Besides, they had some ownership in their presence.  They were a part of something.   They had belonging.  Without some sort of belonging they would become lost and lonely.

If those people had left the safety of their realm would they have been fodder for another Lord and Master?

What parallels can we draw between them and us, two peoples divided by 750 years, such a long time?

We could not live in their time with its hardship and pain.  Surely our social victims and snowflakes would have barely lasted a week?  But could those people have survived in our world?  Certainly they were not without the intrigue and drama of life.  Let us not be conceited and patronising.  Life then would have had its complexities as well.

They were not free, probably little more than slaves.  Are we free?  Their technology was basic and simple; ours is relatively advanced and complex. What about the principles, the human condition?

Can we translate meaning from what we know?

When a threat came it was through that gate protected by the Barbican that people rushed.  They didn’t rush because they were oppressed or because they lived in squalor in the outlying fields around the castle, that was there home, or that they possibly spent most of their lives hungry.  They rushed in for their lives, the loss of their sense of belonging, and of the unknown.  When that threat came there must have been fear and panic with their society in crisis.

They detached themselves from the larger world and defended their castle in the knowledge that the world would wait for them.

That was my first clue.

An emotional connection was made.  Suddenly those cold stones were warm.  They had offered protection, to them, their belonging, ownership, their loved ones, and sanctity to prolong their medieval society.  And while the screams, fires, destruction and turmoil went on outside the walls they knew that they must defend their space to the death.
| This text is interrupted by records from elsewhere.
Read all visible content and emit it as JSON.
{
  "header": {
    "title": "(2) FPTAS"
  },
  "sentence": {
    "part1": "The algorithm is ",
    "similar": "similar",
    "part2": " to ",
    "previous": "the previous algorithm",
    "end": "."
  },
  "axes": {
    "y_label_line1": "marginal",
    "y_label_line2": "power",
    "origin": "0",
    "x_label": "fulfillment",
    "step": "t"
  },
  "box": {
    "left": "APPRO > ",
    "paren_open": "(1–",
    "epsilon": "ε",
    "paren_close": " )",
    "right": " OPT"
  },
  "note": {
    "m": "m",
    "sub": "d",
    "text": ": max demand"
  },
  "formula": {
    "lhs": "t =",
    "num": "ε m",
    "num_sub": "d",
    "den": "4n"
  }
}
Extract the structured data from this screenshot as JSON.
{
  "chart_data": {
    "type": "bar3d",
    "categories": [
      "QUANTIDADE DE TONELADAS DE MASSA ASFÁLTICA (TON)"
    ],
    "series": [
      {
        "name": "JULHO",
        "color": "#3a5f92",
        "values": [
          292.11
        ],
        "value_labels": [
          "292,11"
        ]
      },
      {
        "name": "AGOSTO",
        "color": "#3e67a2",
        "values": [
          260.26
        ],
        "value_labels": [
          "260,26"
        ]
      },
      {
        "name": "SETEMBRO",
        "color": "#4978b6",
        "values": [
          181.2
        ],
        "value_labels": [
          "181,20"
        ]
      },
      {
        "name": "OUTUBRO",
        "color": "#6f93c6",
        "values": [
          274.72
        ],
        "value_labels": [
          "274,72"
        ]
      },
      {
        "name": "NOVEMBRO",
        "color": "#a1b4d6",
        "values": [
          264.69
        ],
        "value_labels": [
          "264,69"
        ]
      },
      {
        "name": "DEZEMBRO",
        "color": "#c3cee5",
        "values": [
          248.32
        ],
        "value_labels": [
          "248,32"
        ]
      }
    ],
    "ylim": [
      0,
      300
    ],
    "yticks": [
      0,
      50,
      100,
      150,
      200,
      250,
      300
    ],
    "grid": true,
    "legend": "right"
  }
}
What is different now?  Do we not love our own?  Do we not see the mistakes that could be?  Can we afford to lose our ownership and our belonging?

We cannot lock ourselves up in a castle.  Our world is different, more complex, but is it any different in terms of the human condition?  A lot in some ways, a little in others, but there are basic needs that haven’t changed at all, not in all those centuries of pain and anguish.

The threat today are the globalists, the ideologists and those that want to control and impose; the UN, the EU, Communism, Religious Ideology that cannot be reformed or named.  They seek world domination and are the new bogeymen.

Yes eventually there will be one world, a coming together of mankind, but not this way, not yet, and not for a very long time.

We have International Standards that allow synergy.  The direction of corporate, socialist and politico-religious ideologies is not the way to go.  The clues are all there; Agenda 21, Agenda 30, and redistribution of wealth, digital control, apostasy and discrimination.  The fear, the crisis, and the panic are still here.  This chimera is just as dangerous as the marauding armies of medieval times.

“The human attitude is always based on the same kind of insight into life, and strives for the same kind of victory over blind chance.” ― Hermann Hesse, The Glass Bead Game

The key was in our heart, and the message within ourselves.

We must detach ourselves, pull up our drawbridge, and defend our way of life and our belonging.